Let $\mathbf a$, $\mathbf b$ and $\mathbf c$ be cardinals.

Then:

$\mathbf a + \paren {\mathbf b + \mathbf c} = \paren {\mathbf a + \mathbf b} + \mathbf c$

where $\mathbf a + \mathbf b$ denotes the sum of $\mathbf a$ and $\mathbf b$.

Proof

Let $\mathbf a = \card A, \mathbf b = \card B$ and $\mathbf c = \card C$ for some sets $A$, $B$ and $C$.

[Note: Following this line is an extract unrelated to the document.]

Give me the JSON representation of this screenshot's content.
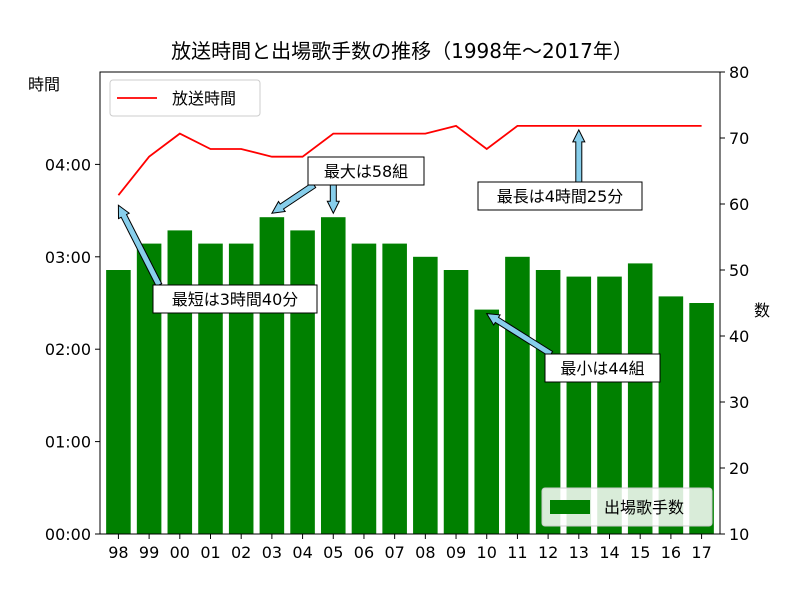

Let $A, B, C$ be pairwise disjoint, that is:

$A \cap B = \O$
$B \cap C = \O$
$A \cap C = \O$

Then we can define:

$A \sqcup B := A \cup B$
$B \sqcup C := B \cup C$
$A \sqcup C := A \cup C$

where $A \sqcup B$ denotes the disjoint union of $A$ and $B$.

Then we have:

$\mathbf a + \mathbf b = \card {A \sqcup B} = \card {A \cup B}$
$\mathbf b + \mathbf c = \card {B \sqcup C} = \card {B \cup C}$

Then:

 $\ds \paren {A \cup B} \cap C$ $=$ $\ds \paren {A \cap C} \cup \paren {B \cap C}$ Intersection Distributes over Union $\ds$ $=$ $\ds \O \cup \O$ as $A \cap C = \O$ and $B \cap C = \O$ $\ds$ $=$ $\ds \O$ Union with Empty Set

Then:

 $\ds \card {\paren {A \cup B} \cup C}$ $=$ $\ds \card {A \cup B} + \card C$ as $\paren {A \cup B} \cap C = \O$ from above $\ds$ $=$ $\ds \paren {\mathbf a + \mathbf b} + \mathbf c$ Definition of Sum of Cardinals

Similarly:

 $\ds A \cap \paren {B \cup C}$ $=$ $\ds \paren {A \cap B} \cup \paren {A \cap C}$ Intersection Distributes over Union $\ds$ $=$ $\ds \O \cup \O$ as $A \cap B = \O$ and $A \cap C = \O$ $\ds$ $=$ $\ds \O$ Union with Empty Set

Then:

 $\ds \card {A \cup \paren {B \cup C} }$ $=$ $\ds \card A + \card {B \cup C}$ as $A \cap \paren {B \cup C} = \O$ from above $\ds$ $=$ $\ds \mathbf a + \paren {\mathbf b + \mathbf c}$ Definition of Sum of Cardinals

Finally note that from Union is Associative:

$A \cup \paren {B \cup C} = \paren {A \cup B} \cup C$

$\blacksquare$